Die Unfähigkeit zu warten

Streibl und die Sudetendeutschen  ■ G A S T K O M M E N T A R

Jeder, der sich in dieser Materie nur ein bißchen auskennt, weiß es: Wenn es in der Tschechoslowakei eine stabile demokratische Regierung gibt, wird es hier früher oder später auch zu einer Diskussion über die Vertreibung der Sudetendeutschen kommen. Diese Diskussion wird sich ganz spontan - ohne jeglichen Druck von außen - entwickeln. So, wie sie schon 1968 ansatzweise da war. Latent ist die Auseinandersetzung mit der sudetendeutschen Frage schon sowieso lange vorhanden, trotz der offiziellen Tabuisierung des Themas durch die bisher Regierenden. Denn jeder Tscheche, der sich mit der Geschichte seiner Heimat ernsthaft beschäftigt, muß auf das Problem des deutsch -tschechischen Zusammenlebens und seines tragischen Endes stoßen. Als „ein Steinchen im Schuh“ hat es neulich eine junge Tschechin bezeichnet.

Die Auseinandersetzung mit diesem Thema tut Not. Man muß aber auch wissen, daß die sudetendeutsche Frage in dem tschechischen Bewußtsein unzertrennlich mit dem schwersten Trauma der jüngsten tschechoslowakischen Geschichte verbunden ist: mit dem Ende der ersten Republik und der Schmach des Münchener Abkommens, das der kleinen Nation ihre Ohnmacht so drastisch demonstrierte. Der Sprecher der „Sudetendeutschen Landsmannschaft“, Neubauer, hatte diesmal eine glückliche Hand im Umgang mit dem heiklen Thema. In seiner Erklärung zu den Ereignissen in der Tschechoslowakei war von der gemeinsamen Heimat und der Aufarbeitung der jüngsten Geschichte beider Völker die Rede. Diese Erklärung hätte auch jeder Tscheche mit Freude unterschreiben können.

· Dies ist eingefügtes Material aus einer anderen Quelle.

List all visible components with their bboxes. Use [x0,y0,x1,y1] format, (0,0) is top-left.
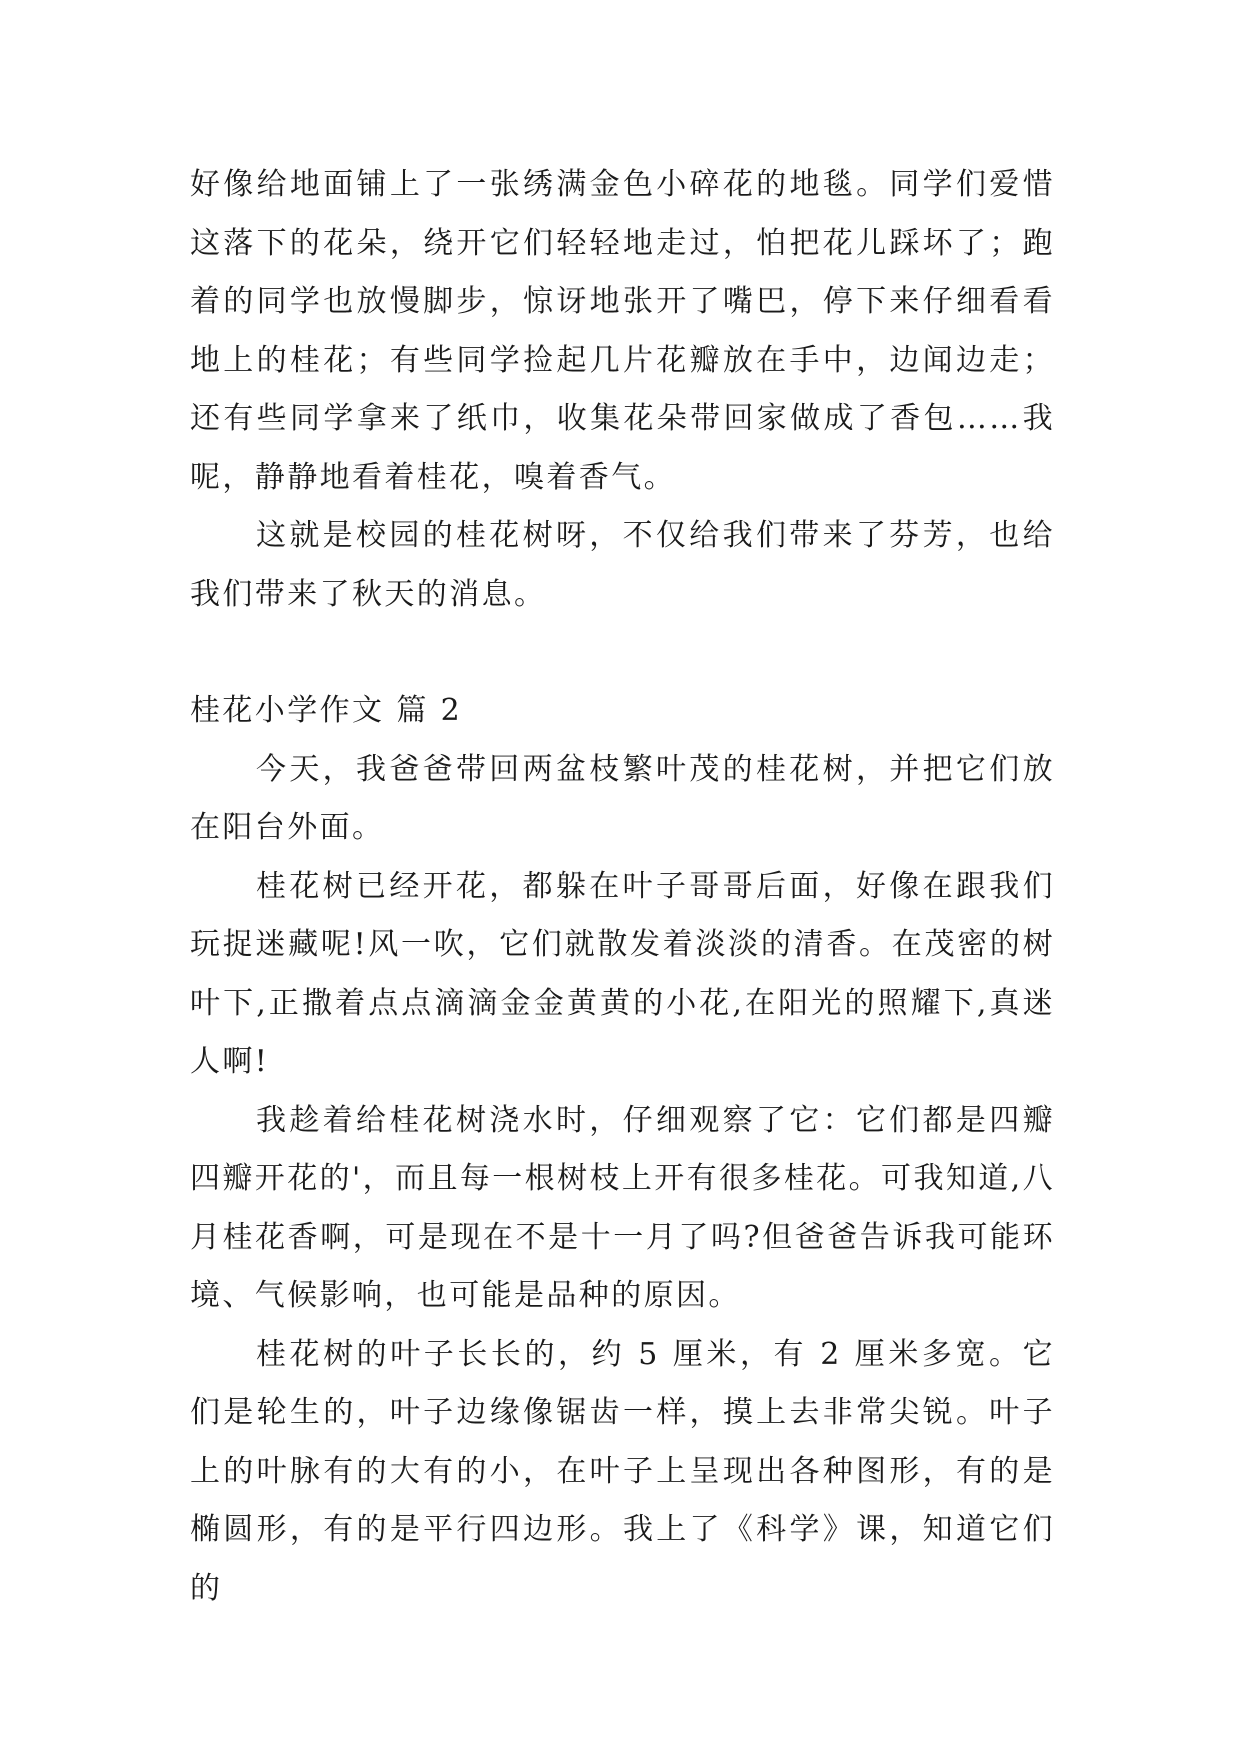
paragraph: 桂花树的叶子长长的，约 5 厘米，有 2 厘米多宽。它们是轮生的，叶子边缘像锯齿一样，摸上去非常尖锐。叶子上的叶脉有的大有的小，在叶子上呈现出各种图形，有的是椭圆形，有的是平行四边形。我上了《科学》课，知道它们的 [190,1336,1055,1606]
document-body [190,156,1055,1618]
fragment-paragraph: 好像给地面铺上了一张绣满金色小碎花的地毯。同学们爱惜这落下的花朵，绕开它们轻轻地走过，怕把花儿踩坏了；跑着的同学也放慢脚步，惊讶地张开了嘴巴，停下来仔细看看地上的桂花；有些同学捡起几片花瓣放在手中，边闻边走；还有些同学拿来了纸巾，收集花朵带回家做成了香包……我呢，静静地看着桂花，嗅着香气。 [190,167,1055,495]
paragraph: 今天，我爸爸带回两盆枝繁叶茂的桂花树，并把它们放在阳台外面。 [190,751,1055,845]
paragraph: 我趁着给桂花树浇水时，仔细观察了它：它们都是四瓣四瓣开花的'，而且每一根树枝上开有很多桂花。可我知道,八月桂花香啊，可是现在不是十一月了吗?但爸爸告诉我可能环境、气候影响，也可能是品种的原因。 [190,1102,1055,1313]
section-heading: 桂花小学作文 篇 2 [190,693,463,728]
paragraph: 桂花树已经开花，都躲在叶子哥哥后面，好像在跟我们玩捉迷藏呢!风一吹，它们就散发着淡淡的清香。在茂密的树叶下,正撒着点点滴滴金金黄黄的小花,在阳光的照耀下,真迷人啊! [190,868,1055,1079]
closing-paragraph: 这就是校园的桂花树呀，不仅给我们带来了芬芳，也给我们带来了秋天的消息。 [190,518,1055,612]
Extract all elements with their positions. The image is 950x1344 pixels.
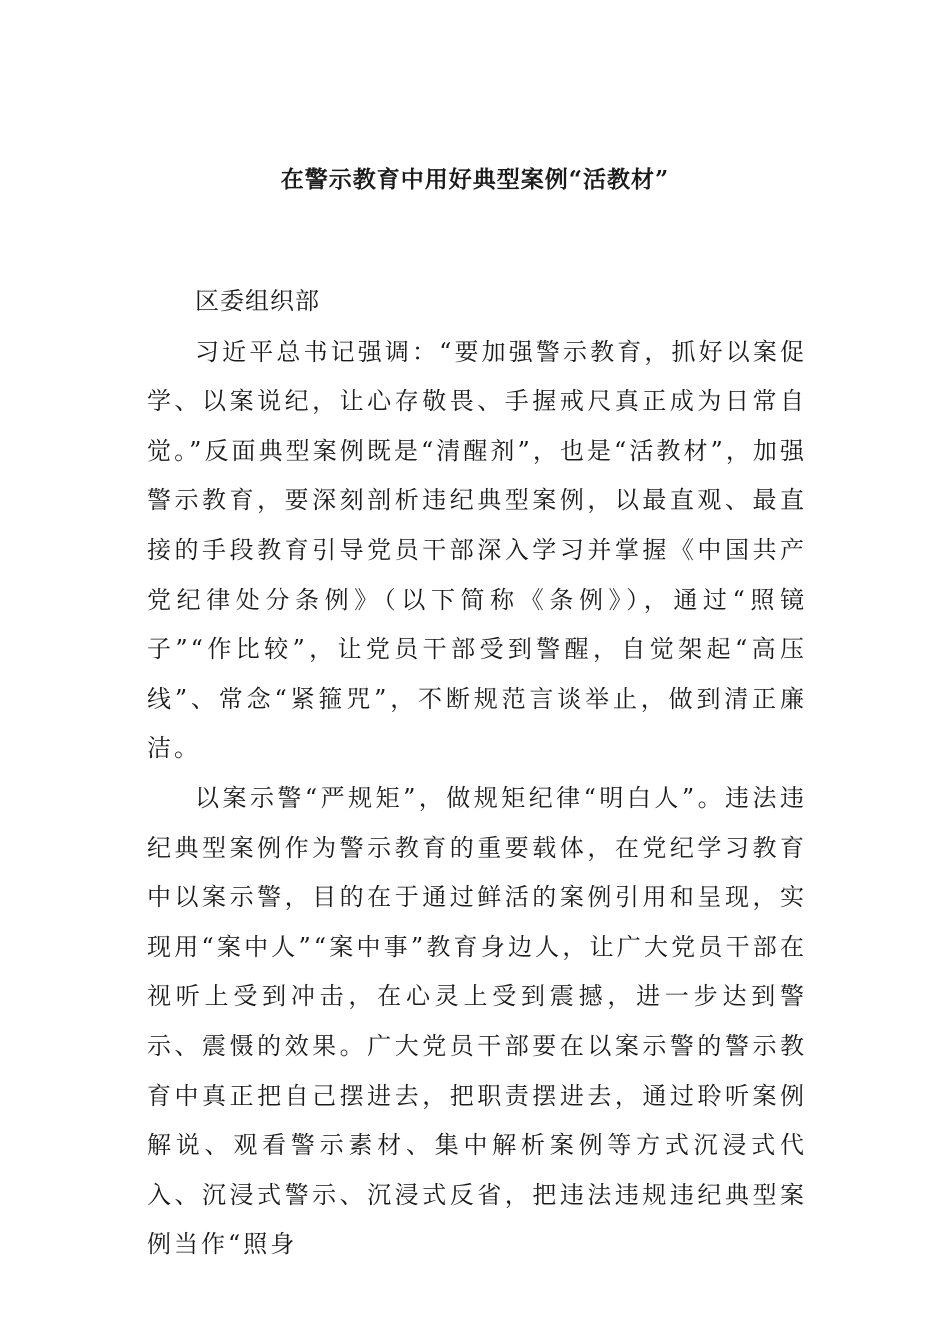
document-title: 在警示教育中用好典型案例“活教材” (280, 166, 670, 193)
author-line: 区委组织部 (195, 287, 320, 315)
paragraph-intro: 习近平总书记强调：“要加强警示教育，抓好以案促学、以案说纪，让心存敬畏、手握戒尺真正成为日常自觉。”反面典型案例既是“清醒剂”，也是“活教材”，加强警示教育，要深刻剖析违纪典型案例，以最直观、最直接的手段教育引导党员干部深入学习并掌握《中国共产党纪律处分条例》（以下简称《条例》），通过“照镜子”“作比较”，让党员干部受到警醒，自觉架起“高压线”、常念“紧箍咒”，不断规范言谈举止，做到清正廉洁。 (147, 337, 807, 763)
document-body (147, 277, 807, 1270)
paragraph-case-warning: 以案示警“严规矩”，做规矩纪律“明白人”。违法违纪典型案例作为警示教育的重要载体，在党纪学习教育中以案示警，目的在于通过鲜活的案例引用和呈现，实现用“案中人”“案中事”教育身边人，让广大党员干部在视听上受到冲击，在心灵上受到震撼，进一步达到警示、震慑的效果。广大党员干部要在以案示警的警示教育中真正把自己摆进去，把职责摆进去，通过聆听案例解说、观看警示素材、集中解析案例等方式沉浸式代入、沉浸式警示、沉浸式反省，把违法违规违纪典型案例当作“照身 (147, 783, 807, 1259)
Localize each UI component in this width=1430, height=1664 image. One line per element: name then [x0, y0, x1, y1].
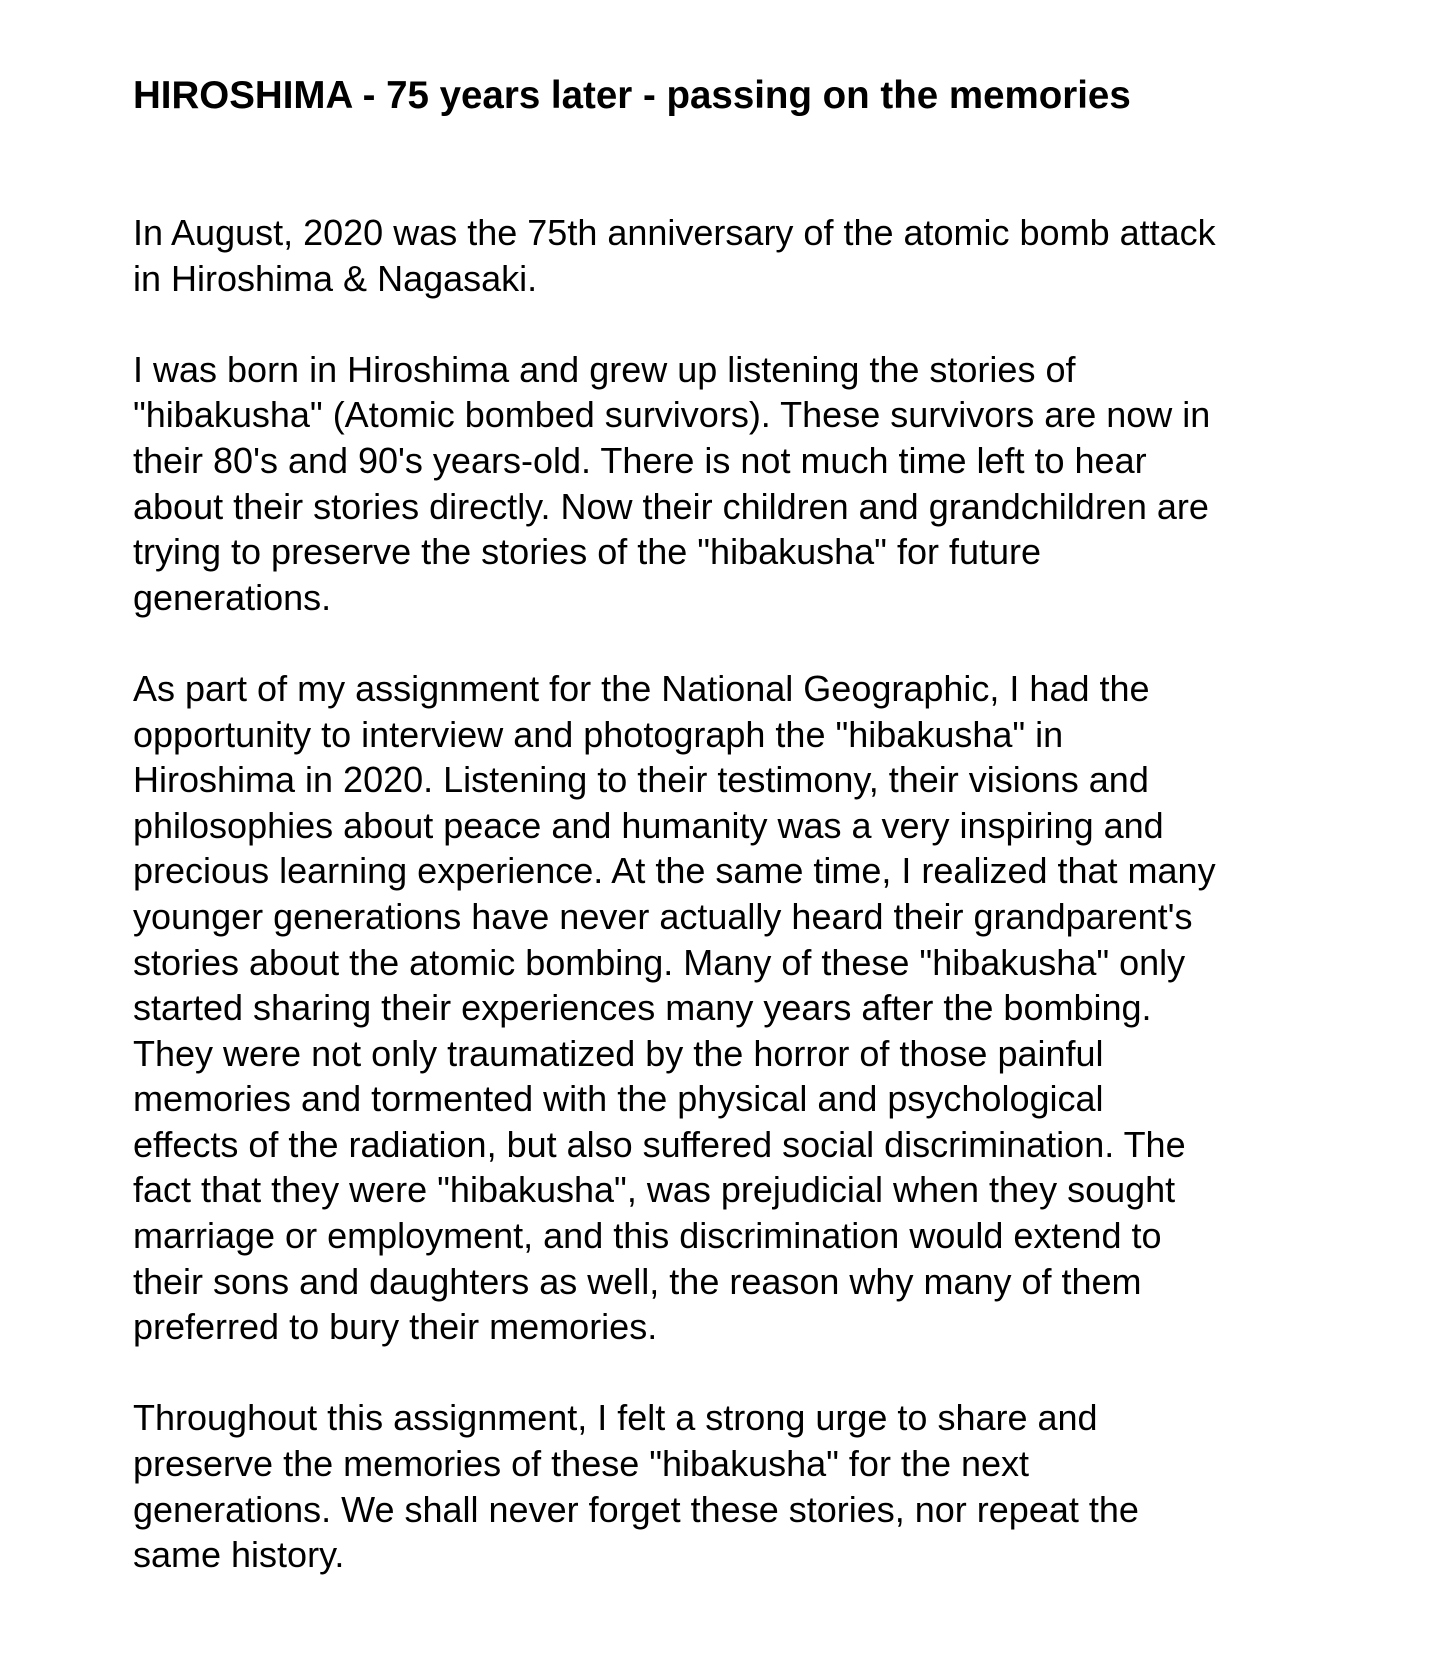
paragraph-line: in Hiroshima & Nagasaki. — [133, 257, 538, 299]
paragraph-line: generations. — [133, 576, 332, 618]
document-body — [133, 210, 1333, 1578]
paragraph-line: preferred to bury their memories. — [133, 1306, 658, 1348]
paragraph-line: philosophies about peace and humanity was a very inspiring and — [133, 804, 1164, 846]
paragraph-line: Throughout this assignment, I felt a strong urge to share and — [133, 1397, 1098, 1439]
paragraph-line: memories and tormented with the physical and psychological — [133, 1078, 1104, 1120]
paragraph-line: about their stories directly. Now their children and grandchildren are — [133, 485, 1209, 527]
paragraph — [133, 210, 1333, 301]
paragraph-line: They were not only traumatized by the horror of those painful — [133, 1032, 1104, 1074]
paragraph-line: generations. We shall never forget these stories, nor repeat the — [133, 1488, 1139, 1530]
paragraph-line: their 80's and 90's years-old. There is not much time left to hear — [133, 439, 1147, 481]
paragraph-line: "hibakusha" (Atomic bombed survivors). These survivors are now in — [133, 394, 1211, 436]
paragraph-line: As part of my assignment for the National Geographic, I had the — [133, 667, 1150, 709]
paragraph-line: stories about the atomic bombing. Many of these "hibakusha" only — [133, 941, 1186, 983]
paragraph-line: preserve the memories of these "hibakusha" for the next — [133, 1443, 1030, 1485]
paragraph-line: fact that they were "hibakusha", was prejudicial when they sought — [133, 1169, 1176, 1211]
paragraph-line: trying to preserve the stories of the "hibakusha" for future — [133, 531, 1042, 573]
paragraph-line: In August, 2020 was the 75th anniversary of the atomic bomb attack — [133, 212, 1216, 253]
paragraph-line: Hiroshima in 2020. Listening to their testimony, their visions and — [133, 759, 1149, 801]
document — [133, 66, 1333, 1623]
paragraph-line: started sharing their experiences many years after the bombing. — [133, 987, 1152, 1029]
paragraph — [133, 1395, 1333, 1577]
paragraph-line: opportunity to interview and photograph the "hibakusha" in — [133, 713, 1064, 755]
paragraph — [133, 666, 1333, 1350]
paragraph-line: their sons and daughters as well, the reason why many of them — [133, 1260, 1142, 1302]
document-title: HIROSHIMA - 75 years later - passing on the memories — [133, 74, 1131, 117]
paragraph — [133, 347, 1333, 621]
paragraph-line: effects of the radiation, but also suffered social discrimination. The — [133, 1123, 1186, 1165]
paragraph-line: precious learning experience. At the same time, I realized that many — [133, 850, 1216, 892]
paragraph-line: marriage or employment, and this discrimination would extend to — [133, 1215, 1162, 1257]
paragraph-line: younger generations have never actually heard their grandparent's — [133, 895, 1193, 937]
paragraph-line: same history. — [133, 1534, 345, 1576]
paragraph-line: I was born in Hiroshima and grew up listening the stories of — [133, 348, 1076, 390]
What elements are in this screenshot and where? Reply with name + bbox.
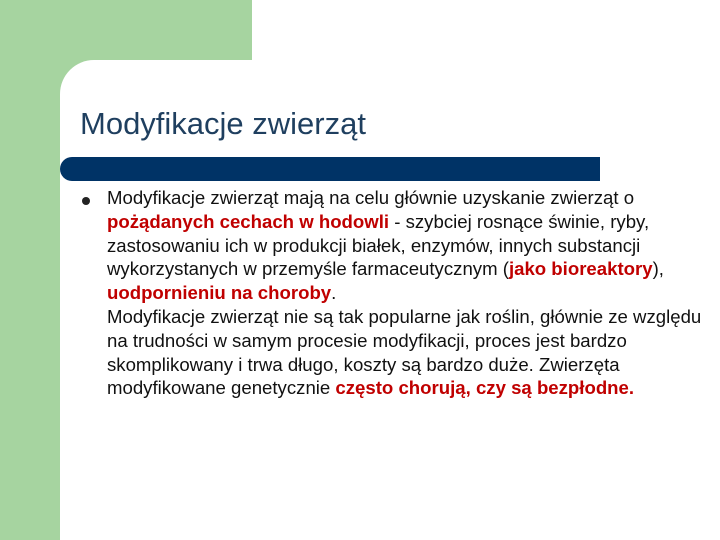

Nun sah sich aber der bayerische Ministerpräsident Streibl genötigt, nicht hinter den zehn Punkten des Bundeskanzlers und allen seinen vereinigten Tolpatschigkeiten zurückzubleiben. In seiner Regierungserklärung forderte er die tschechoslowakische Regierung auf, sich in aller Form für die Vertreibung der Deutschen zu entschuldigen. Einen besseren Dienst konnte er den Parteidogmatikern in Prag nicht erweisen: Die Maßlosigkeit des deutschen Nationalismus diente ihnen schon immer als das beste Argument für die Anlehnung an den großen slawischen Bruder.

Viele Tschechen und Sudetendeutsche haben in den vergangenen Jahren ohne großes Aufsehen durch zwischenmenschliche Kontakte zu der Verständigung beider Völker beigetragen. Muß man nun, nachdem man vierzig Jahre gewartet hat, sofort alles haben, kann man nicht diese Beziehungen in Ruhe weiter wachsen lassen, bis auch auf der offiziellen Ebene die Zeit zur Versöhnung reif wird?